Brasil: a novela da regulamentação da Lei de Biossegurança
A novela da regulamentação da Lei de Biossegurança pode estar chegando ao fim. Depois de meses de discussão parece que a Casa Civil pretende levar a matéria ao Presidente Lula para por fim às divergências internas e assinar o Decreto de Biossegurança
Recentemente, um grupo de cientistas foi ao Distrito Federal para pedir a rápida publicação do Decreto. Os principais embates internos no governo federal giram em torno do quorum necessário para aprovação de liberação comercial de OGMs e da forma de escolha dos cientistas que irão integrar a CTNBio Comissão Técnica Nacional de Biossegurança.
A sociedade civil e cientistas independentes temem que a Comissão continue, como a anterior, povoada por membros mais preocupados com promoção de biotecnologia que propriamente com biossegurança. O fato recebera críticas do Poder Judiciário, do Ministério Público Federal e de organizações não governamentais e era notório a ponto de o jornalista Cláudio Humberto, afirmar que "A Comissão Técnica Nacional de Biossegurança, a CTNBio, do Ministério da Ciência e Tecnologia, tem tantos representantes de empresas e cientistas pendurados em verbas de multinacionais, como a Monsanto, que ganhou apelido de pesquisadores independentes: CTNBingo! (em 29/02/04).
Lamentavelmente, essa proximidade entre público e privado no setor de biotecnologia não ocorre apenas no Brasil. Muitos já devem conhecer o artigo de Jennifer Ferrara intitulado Portas Giratórias: a Monsanto e o Governo Federal, The Ecologist (vol. 28, n.5, setembro/outubro 1998), aqui. Lá está descrito o processo de liberação de OGMs nos Estados Unidos, valendo-se do primeiro produto alimentício da biotecnologia comercializado em grande escala, o hormônio recombinante de crescimento bovino (rBGH) da Monsanto.
Mesmo estando relacionado a problemas graves de saúde nos seres humanos e nas vacas e apesar ainda dos escândalos e protestos, a autora relata que “a adequada combinação de apoio governamental, pesquisa privada e milionários projetos de marketing prepararam o terreno para a primeira liberação” nos EUA.
Michael Hansen da Consumers Union já afirmara que a FDA Food and Drugs Administration declarou que o leite com rBGH era seguro antes de dispor dos dados necessários.
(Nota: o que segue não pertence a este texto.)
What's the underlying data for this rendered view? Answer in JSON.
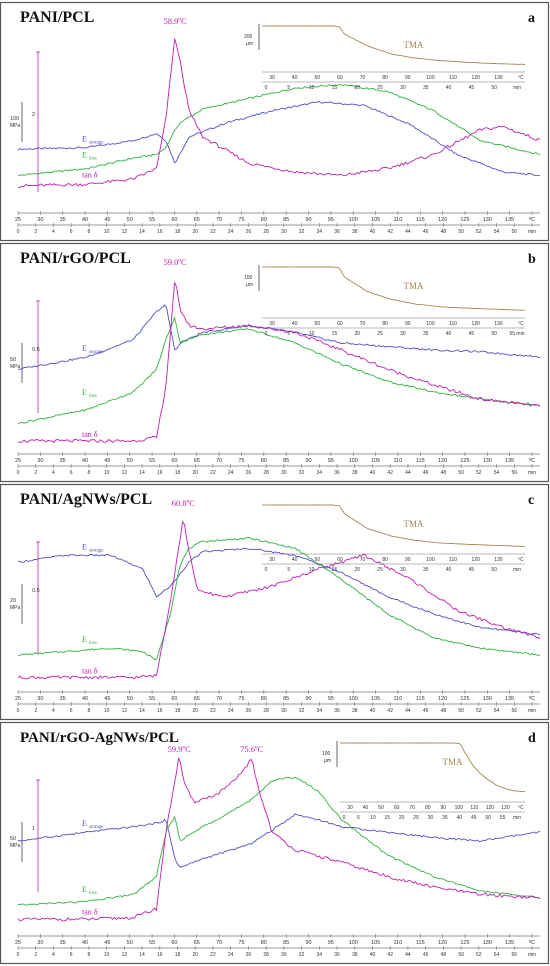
{
  "figure": {
    "panels": [
      {
        "title": "PANI/PCL",
        "letter": "a",
        "peaks": [
          {
            "label": "58.9ºC",
            "t": 59
          }
        ],
        "scale": {
          "stiff": "100",
          "stiff_unit": "MPa",
          "tan": "2"
        },
        "tma": {
          "label": "TMA",
          "scale": "200",
          "unit": "µm",
          "temp_ticks": [
            "30",
            "40",
            "50",
            "60",
            "70",
            "80",
            "90",
            "100",
            "110",
            "120",
            "130",
            "ºC"
          ],
          "time_ticks": [
            "0",
            "5",
            "10",
            "15",
            "20",
            "25",
            "30",
            "35",
            "40",
            "45",
            "50",
            "min"
          ]
        },
        "labels": {
          "storage": "E",
          "storage_sub": "storage",
          "loss": "E",
          "loss_sub": "loss",
          "tan": "tan δ"
        }
      },
      {
        "title": "PANI/rGO/PCL",
        "letter": "b",
        "peaks": [
          {
            "label": "59.0ºC",
            "t": 59
          }
        ],
        "scale": {
          "stiff": "50",
          "stiff_unit": "MPa",
          "tan": "0.5"
        },
        "tma": {
          "label": "TMA",
          "scale": "100",
          "unit": "µm",
          "temp_ticks": [
            "30",
            "40",
            "50",
            "60",
            "70",
            "80",
            "90",
            "100",
            "110",
            "120",
            "130",
            "ºC"
          ],
          "time_ticks": [
            "0",
            "5",
            "10",
            "15",
            "20",
            "25",
            "30",
            "35",
            "40",
            "45",
            "50",
            "55 min"
          ]
        },
        "labels": {
          "storage": "E",
          "storage_sub": "storage",
          "loss": "E",
          "loss_sub": "loss",
          "tan": "tan δ"
        }
      },
      {
        "title": "PANI/AgNWs/PCL",
        "letter": "c",
        "peaks": [
          {
            "label": "60.8ºC",
            "t": 60.8
          }
        ],
        "scale": {
          "stiff": "20",
          "stiff_unit": "MPa",
          "tan": "0.5"
        },
        "tma": {
          "label": "TMA",
          "scale": "",
          "unit": "",
          "temp_ticks": [
            "30",
            "40",
            "50",
            "60",
            "70",
            "80",
            "90",
            "100",
            "110",
            "120",
            "130",
            "ºC"
          ],
          "time_ticks": [
            "0",
            "5",
            "10",
            "15",
            "20",
            "25",
            "30",
            "35",
            "40",
            "45",
            "50",
            "min"
          ]
        },
        "labels": {
          "storage": "E",
          "storage_sub": "storage",
          "loss": "E",
          "loss_sub": "loss",
          "tan": "tan δ"
        }
      },
      {
        "title": "PANI/rGO-AgNWs/PCL",
        "letter": "d",
        "peaks": [
          {
            "label": "59.9ºC",
            "t": 59.9
          },
          {
            "label": "75.6ºC",
            "t": 75.6
          }
        ],
        "scale": {
          "stiff": "50",
          "stiff_unit": "MPa",
          "tan": "1"
        },
        "tma": {
          "label": "TMA",
          "scale": "100",
          "unit": "µm",
          "temp_ticks": [
            "30",
            "40",
            "50",
            "60",
            "70",
            "80",
            "90",
            "100",
            "110",
            "120",
            "130",
            "ºC"
          ],
          "time_ticks": [
            "0",
            "5",
            "10",
            "15",
            "20",
            "25",
            "30",
            "35",
            "40",
            "45",
            "50",
            "55",
            "min"
          ]
        },
        "labels": {
          "storage": "E",
          "storage_sub": "storage",
          "loss": "E",
          "loss_sub": "loss",
          "tan": "tan δ"
        }
      }
    ],
    "x_temp_ticks": [
      "25",
      "30",
      "35",
      "40",
      "45",
      "50",
      "55",
      "60",
      "65",
      "70",
      "75",
      "80",
      "85",
      "90",
      "95",
      "100",
      "105",
      "110",
      "115",
      "120",
      "125",
      "130",
      "135",
      "ºC"
    ],
    "x_time_ticks": [
      "0",
      "2",
      "4",
      "6",
      "8",
      "10",
      "12",
      "14",
      "16",
      "18",
      "20",
      "22",
      "24",
      "26",
      "28",
      "30",
      "32",
      "34",
      "36",
      "38",
      "40",
      "42",
      "44",
      "46",
      "48",
      "50",
      "52",
      "54",
      "56",
      "min"
    ],
    "colors": {
      "storage": "#5050c8",
      "loss": "#30b040",
      "tan": "#c020b0",
      "tma": "#a08850",
      "frame": "#555555"
    }
  },
  "chart_data": [
    {
      "type": "line",
      "title": "PANI/PCL",
      "x_temp_range": [
        25,
        138
      ],
      "series": [
        {
          "name": "Estorage",
          "x": [
            25,
            40,
            50,
            55,
            57,
            59,
            60,
            62,
            70,
            80,
            90,
            100,
            110,
            120,
            130,
            138
          ],
          "y": [
            0.33,
            0.34,
            0.38,
            0.42,
            0.38,
            0.25,
            0.3,
            0.4,
            0.48,
            0.55,
            0.6,
            0.58,
            0.47,
            0.3,
            0.2,
            0.18
          ]
        },
        {
          "name": "Eloss",
          "x": [
            25,
            40,
            50,
            55,
            57,
            59,
            60,
            65,
            75,
            85,
            95,
            105,
            115,
            125,
            138
          ],
          "y": [
            0.18,
            0.22,
            0.28,
            0.3,
            0.34,
            0.44,
            0.48,
            0.56,
            0.62,
            0.68,
            0.7,
            0.66,
            0.55,
            0.38,
            0.3
          ]
        },
        {
          "name": "tan δ",
          "x": [
            25,
            40,
            50,
            55,
            57,
            58.9,
            60,
            62,
            65,
            75,
            85,
            95,
            105,
            115,
            125,
            130,
            138
          ],
          "y": [
            0.12,
            0.13,
            0.16,
            0.22,
            0.5,
            0.96,
            0.85,
            0.55,
            0.4,
            0.25,
            0.2,
            0.18,
            0.22,
            0.3,
            0.44,
            0.46,
            0.38
          ]
        },
        {
          "name": "TMA",
          "x": [
            25,
            55,
            58,
            60,
            70,
            80,
            90,
            100,
            110,
            120,
            130,
            137
          ],
          "y": [
            1.0,
            1.0,
            0.98,
            0.8,
            0.5,
            0.3,
            0.2,
            0.14,
            0.1,
            0.07,
            0.05,
            0.04
          ]
        }
      ]
    },
    {
      "type": "line",
      "title": "PANI/rGO/PCL",
      "x_temp_range": [
        25,
        138
      ],
      "series": [
        {
          "name": "Estorage",
          "x": [
            25,
            40,
            50,
            55,
            57,
            59,
            60,
            65,
            75,
            85,
            95,
            105,
            115,
            125,
            138
          ],
          "y": [
            0.45,
            0.52,
            0.62,
            0.78,
            0.82,
            0.55,
            0.6,
            0.66,
            0.7,
            0.66,
            0.6,
            0.58,
            0.56,
            0.55,
            0.52
          ]
        },
        {
          "name": "Eloss",
          "x": [
            25,
            40,
            50,
            55,
            57,
            59,
            60,
            65,
            75,
            85,
            95,
            105,
            115,
            125,
            138
          ],
          "y": [
            0.14,
            0.22,
            0.32,
            0.45,
            0.62,
            0.75,
            0.6,
            0.65,
            0.68,
            0.6,
            0.48,
            0.38,
            0.32,
            0.28,
            0.24
          ]
        },
        {
          "name": "tan δ",
          "x": [
            25,
            40,
            50,
            55,
            57,
            59,
            60,
            62,
            65,
            75,
            85,
            95,
            105,
            115,
            125,
            138
          ],
          "y": [
            0.04,
            0.04,
            0.04,
            0.06,
            0.35,
            0.97,
            0.8,
            0.7,
            0.68,
            0.7,
            0.66,
            0.56,
            0.45,
            0.36,
            0.28,
            0.24
          ]
        },
        {
          "name": "TMA",
          "x": [
            25,
            55,
            58,
            60,
            70,
            80,
            90,
            100,
            110,
            120,
            130,
            137
          ],
          "y": [
            1.0,
            1.0,
            0.98,
            0.78,
            0.45,
            0.28,
            0.18,
            0.12,
            0.09,
            0.07,
            0.05,
            0.04
          ]
        }
      ]
    },
    {
      "type": "line",
      "title": "PANI/AgNWs/PCL",
      "x_temp_range": [
        25,
        138
      ],
      "series": [
        {
          "name": "Estorage",
          "x": [
            25,
            35,
            45,
            52,
            55,
            58,
            60,
            62,
            65,
            75,
            85,
            95,
            105,
            115,
            125,
            138
          ],
          "y": [
            0.72,
            0.76,
            0.76,
            0.68,
            0.52,
            0.58,
            0.65,
            0.72,
            0.78,
            0.8,
            0.76,
            0.66,
            0.52,
            0.42,
            0.34,
            0.3
          ]
        },
        {
          "name": "Eloss",
          "x": [
            25,
            35,
            45,
            52,
            55,
            58,
            60,
            62,
            65,
            75,
            85,
            95,
            105,
            115,
            125,
            138
          ],
          "y": [
            0.18,
            0.2,
            0.22,
            0.2,
            0.15,
            0.42,
            0.7,
            0.8,
            0.84,
            0.86,
            0.8,
            0.62,
            0.42,
            0.28,
            0.22,
            0.18
          ]
        },
        {
          "name": "tan δ",
          "x": [
            25,
            40,
            50,
            55,
            58,
            60.8,
            62,
            64,
            70,
            80,
            90,
            100,
            110,
            120,
            130,
            138
          ],
          "y": [
            0.05,
            0.05,
            0.05,
            0.06,
            0.5,
            0.98,
            0.78,
            0.55,
            0.52,
            0.58,
            0.68,
            0.76,
            0.62,
            0.44,
            0.34,
            0.28
          ]
        },
        {
          "name": "TMA",
          "x": [
            25,
            55,
            58,
            60,
            70,
            80,
            90,
            100,
            110,
            120,
            130,
            137
          ],
          "y": [
            1.0,
            1.0,
            0.98,
            0.8,
            0.45,
            0.28,
            0.18,
            0.12,
            0.09,
            0.07,
            0.05,
            0.04
          ]
        }
      ]
    },
    {
      "type": "line",
      "title": "PANI/rGO-AgNWs/PCL",
      "x_temp_range": [
        25,
        138
      ],
      "series": [
        {
          "name": "Estorage",
          "x": [
            25,
            40,
            50,
            55,
            57,
            59,
            60,
            65,
            75,
            80,
            85,
            90,
            95,
            105,
            115,
            125,
            138
          ],
          "y": [
            0.5,
            0.55,
            0.58,
            0.6,
            0.62,
            0.4,
            0.35,
            0.4,
            0.48,
            0.56,
            0.65,
            0.62,
            0.58,
            0.55,
            0.52,
            0.5,
            0.55
          ]
        },
        {
          "name": "Eloss",
          "x": [
            25,
            40,
            50,
            55,
            57,
            59,
            60,
            65,
            75,
            80,
            85,
            90,
            95,
            105,
            115,
            125,
            138
          ],
          "y": [
            0.14,
            0.16,
            0.2,
            0.3,
            0.55,
            0.64,
            0.5,
            0.58,
            0.72,
            0.84,
            0.86,
            0.78,
            0.62,
            0.42,
            0.3,
            0.22,
            0.18
          ]
        },
        {
          "name": "tan δ",
          "x": [
            25,
            40,
            50,
            55,
            57,
            59.9,
            61,
            63,
            68,
            72,
            75.6,
            77,
            80,
            85,
            95,
            105,
            115,
            125,
            138
          ],
          "y": [
            0.06,
            0.06,
            0.07,
            0.12,
            0.55,
            0.98,
            0.82,
            0.72,
            0.76,
            0.84,
            0.96,
            0.8,
            0.55,
            0.45,
            0.38,
            0.3,
            0.24,
            0.2,
            0.18
          ]
        },
        {
          "name": "TMA",
          "x": [
            25,
            95,
            98,
            100,
            105,
            110,
            115,
            120,
            125,
            130,
            137
          ],
          "y": [
            1.0,
            1.0,
            0.98,
            0.85,
            0.6,
            0.42,
            0.3,
            0.2,
            0.14,
            0.1,
            0.08
          ]
        }
      ]
    }
  ]
}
É o que as organizações e cientistas independentes receiam com relação a outros alimentos transgênicos: órgãos governamentais confiando nos dados apresentados quase que exclusivamente pela própria empresa interessada em sua aprovação.
O caso relatado no artigo Portas Giratórias: A Monsanto e o Governo Federal traz informações sobre a falta de avaliação de riscos por parte do FDA. Mais do que isso, revela nomes de pessoas que desempenharam papéis importantes no processo. Cita Michael R. Taylor, então vice-comissário de política da FDA que redigiu as normas do FDA para a rotulagem da rBGH, praticamente impedindo que houvesse informação no rótulo. Logo depois, descobriu-se que Taylor havia trabalhando durante anos como advogado da Monsanto, inclusive preparando documentos sobre rotulagem de leite contendo rBGH. Margaret Miller, vice-diretora do Escritório de Novos Fármacos Animais do FDA também já havia sido pesquisadora da Monsanto, inclusive desenvolvendo estudos sobre a segurança do rBGH. Suzane Sechen, considerada a principal avaliadora da segurança do rBGH na Oficina de Novos Fármacos Animais do FDA havia realizado pesquisas sobre o rBGH, na Universidade de Cornell, financiados pela... Monsanto.
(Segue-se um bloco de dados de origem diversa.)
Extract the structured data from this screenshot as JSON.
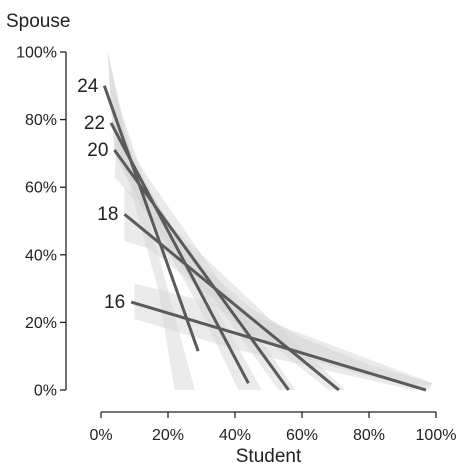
{
  "chart_data": {
    "type": "line",
    "title": "",
    "xlabel": "Student",
    "ylabel": "Spouse",
    "xlim": [
      0,
      100
    ],
    "ylim": [
      0,
      100
    ],
    "x_ticks": [
      "0%",
      "20%",
      "40%",
      "60%",
      "80%",
      "100%"
    ],
    "y_ticks": [
      "0%",
      "20%",
      "40%",
      "60%",
      "80%",
      "100%"
    ],
    "grid": false,
    "legend": "none",
    "series": [
      {
        "name": "24",
        "x": [
          1,
          29
        ],
        "y": [
          90,
          11.5
        ],
        "band": [
          [
            2,
            100
          ],
          [
            9,
            70
          ],
          [
            28,
            0
          ],
          [
            22,
            0
          ],
          [
            17,
            30
          ],
          [
            10,
            55
          ],
          [
            3,
            82
          ]
        ]
      },
      {
        "name": "22",
        "x": [
          3,
          44
        ],
        "y": [
          79,
          2
        ],
        "band": [
          [
            4,
            88
          ],
          [
            13,
            62
          ],
          [
            48,
            0
          ],
          [
            41,
            0
          ],
          [
            29,
            25
          ],
          [
            12,
            55
          ],
          [
            4,
            70
          ]
        ]
      },
      {
        "name": "20",
        "x": [
          4,
          56
        ],
        "y": [
          71,
          0
        ],
        "band": [
          [
            5,
            77
          ],
          [
            14,
            63
          ],
          [
            58,
            0
          ],
          [
            53,
            0
          ],
          [
            37,
            22
          ],
          [
            14,
            52
          ],
          [
            4,
            63
          ]
        ]
      },
      {
        "name": "18",
        "x": [
          7,
          71
        ],
        "y": [
          52,
          0
        ],
        "band": [
          [
            7,
            60
          ],
          [
            14,
            55
          ],
          [
            73,
            0
          ],
          [
            68,
            0
          ],
          [
            40,
            22
          ],
          [
            14,
            42
          ],
          [
            7,
            44
          ]
        ]
      },
      {
        "name": "16",
        "x": [
          9,
          97
        ],
        "y": [
          26,
          0
        ],
        "band": [
          [
            10,
            31.5
          ],
          [
            40,
            24
          ],
          [
            99,
            2
          ],
          [
            93,
            0
          ],
          [
            40,
            12
          ],
          [
            10,
            21
          ]
        ]
      }
    ],
    "curve_band": [
      [
        2,
        100
      ],
      [
        7,
        76
      ],
      [
        10,
        67
      ],
      [
        14,
        60
      ],
      [
        20,
        50
      ],
      [
        30,
        37
      ],
      [
        45,
        24
      ],
      [
        60,
        15.5
      ],
      [
        80,
        7.5
      ],
      [
        99,
        2
      ],
      [
        98,
        0
      ],
      [
        80,
        4
      ],
      [
        60,
        9.5
      ],
      [
        45,
        16.5
      ],
      [
        30,
        28
      ],
      [
        20,
        42
      ],
      [
        14,
        52
      ],
      [
        9,
        60
      ],
      [
        4,
        70
      ]
    ],
    "colors": {
      "line": "#5a5a5a",
      "band": "#d6d6d6",
      "axis": "#222222",
      "text": "#222222"
    }
  }
}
Anos atrás, a organização Alliance for Bio-Integrity conseguiu acesso, por meio de autorização da Justiça norte-americana, a documentos internos do FDA que bem demonstram a preocupação de cientistas do órgão ( aqui) e a irresponsabilidade do FDA em ignorar tais alertas.
É para evitar que Michael Taylor, Margaret Miller ou Suzane Sechen brasileiros decidam sobre a segurança de espécies transgênicas que as organizações irão monitorar e denunciar relações promíscuas e agir diante de decisões que não se baseiem exclusivamente no princípio da precaução.